A report by the FT has recently stated that from 2022 Fiat Chrysler will leave diesel behind for its passenger vehicles. In the run up to the result of the German court trial, Porsche also announced it was killing the production of all current diesel models (for the moment.)
In the aftermath of the Dieselgate scandal in 2015, diesel has taken a hard hit in both consumer opinion and political opposition. Most recently at the end of January, Audi have been caught doctoring its vehicles’ emissions by implementing cheat devices to pass testing, causing the recall of 127,000 vehicles worldwide.

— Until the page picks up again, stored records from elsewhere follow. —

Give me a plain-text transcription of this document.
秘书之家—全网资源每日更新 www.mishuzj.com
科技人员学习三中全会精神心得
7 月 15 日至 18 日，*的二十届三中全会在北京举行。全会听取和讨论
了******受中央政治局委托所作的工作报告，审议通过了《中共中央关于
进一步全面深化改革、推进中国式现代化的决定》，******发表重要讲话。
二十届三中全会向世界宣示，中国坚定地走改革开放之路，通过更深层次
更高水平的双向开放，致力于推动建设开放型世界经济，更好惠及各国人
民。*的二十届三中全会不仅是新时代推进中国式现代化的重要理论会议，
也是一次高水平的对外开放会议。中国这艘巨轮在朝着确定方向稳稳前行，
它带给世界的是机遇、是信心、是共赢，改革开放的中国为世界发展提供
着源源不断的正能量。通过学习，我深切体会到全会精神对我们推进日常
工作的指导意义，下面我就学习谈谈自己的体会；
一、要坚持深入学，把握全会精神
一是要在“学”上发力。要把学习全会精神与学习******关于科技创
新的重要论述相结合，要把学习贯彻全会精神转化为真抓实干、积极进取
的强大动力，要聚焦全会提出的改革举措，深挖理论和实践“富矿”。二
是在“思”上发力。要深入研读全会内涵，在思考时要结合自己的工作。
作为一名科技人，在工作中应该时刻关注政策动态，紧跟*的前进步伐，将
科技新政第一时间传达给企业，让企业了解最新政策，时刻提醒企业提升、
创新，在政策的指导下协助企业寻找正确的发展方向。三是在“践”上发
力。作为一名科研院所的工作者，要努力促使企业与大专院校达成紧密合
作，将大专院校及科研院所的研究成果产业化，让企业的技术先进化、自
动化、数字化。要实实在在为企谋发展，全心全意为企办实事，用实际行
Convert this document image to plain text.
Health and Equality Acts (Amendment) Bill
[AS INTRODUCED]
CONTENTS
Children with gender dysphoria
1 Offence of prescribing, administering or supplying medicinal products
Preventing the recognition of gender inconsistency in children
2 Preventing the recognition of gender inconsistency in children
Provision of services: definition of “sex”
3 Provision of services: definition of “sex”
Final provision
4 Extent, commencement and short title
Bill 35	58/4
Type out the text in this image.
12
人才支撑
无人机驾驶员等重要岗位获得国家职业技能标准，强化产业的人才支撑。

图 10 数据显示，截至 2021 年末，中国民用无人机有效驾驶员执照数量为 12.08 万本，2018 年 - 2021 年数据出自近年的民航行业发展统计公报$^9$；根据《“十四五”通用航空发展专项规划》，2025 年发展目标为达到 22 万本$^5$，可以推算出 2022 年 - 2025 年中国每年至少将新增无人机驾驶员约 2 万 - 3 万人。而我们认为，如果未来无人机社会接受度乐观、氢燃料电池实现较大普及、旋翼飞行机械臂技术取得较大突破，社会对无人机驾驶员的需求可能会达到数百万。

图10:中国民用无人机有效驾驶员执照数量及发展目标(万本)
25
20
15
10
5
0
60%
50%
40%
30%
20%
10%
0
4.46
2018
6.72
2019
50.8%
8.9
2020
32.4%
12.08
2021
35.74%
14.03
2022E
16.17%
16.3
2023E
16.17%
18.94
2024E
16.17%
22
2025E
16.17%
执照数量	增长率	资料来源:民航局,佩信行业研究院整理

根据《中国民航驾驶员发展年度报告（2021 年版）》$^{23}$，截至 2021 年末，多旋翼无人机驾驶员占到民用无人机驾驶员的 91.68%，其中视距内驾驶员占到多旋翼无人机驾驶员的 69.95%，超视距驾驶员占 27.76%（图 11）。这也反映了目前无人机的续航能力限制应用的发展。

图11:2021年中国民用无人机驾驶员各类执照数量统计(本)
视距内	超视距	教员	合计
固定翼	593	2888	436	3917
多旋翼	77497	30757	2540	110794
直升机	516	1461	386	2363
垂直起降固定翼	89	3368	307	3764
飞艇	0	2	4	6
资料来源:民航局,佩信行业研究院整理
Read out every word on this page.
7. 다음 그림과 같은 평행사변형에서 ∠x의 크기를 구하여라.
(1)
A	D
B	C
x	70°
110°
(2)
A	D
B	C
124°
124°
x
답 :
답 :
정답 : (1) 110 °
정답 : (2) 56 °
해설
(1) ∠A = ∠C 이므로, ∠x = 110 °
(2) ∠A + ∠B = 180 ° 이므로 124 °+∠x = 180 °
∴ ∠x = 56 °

Many car manufacturers have signalled that new models will no longer even feature pure fossil fuelled engines. For example, Volvo has said that from 2019 models will only be electric or hybrid. Not only car manufacturers have placed a timeline on the phasing out of diesel, but cities such as Rome have also confirmed the same. Virginia Raggi, Mayor of Rome, announced several days ago that Rome will ban diesel from 2024.
Sales of diesel cars have taken a large hit in the European market. In Europe, diesel’s market share fell by 8% in 2017 to 43.7% the lowest in 8 years. In the UK in January this year diesel’s market share fell by 25.6% to 35.9% in comparison with the same period in 2017. Car registration numbers have fallen, but diesel is taking the biggest hit as petrol sales see a slight increase. Threats of low second hand resell value, city driving bans and higher taxation have been some of the causes attributed to a decline in demand for diesel.
With increasingly tough restrictive legislation being brought down on diesel, it is not unthinkable that soon petrol will follow suit. It seems that the age of EV coming into its own and in good time too as we feel the force of weird weather in the beast from east in the UK at the moment.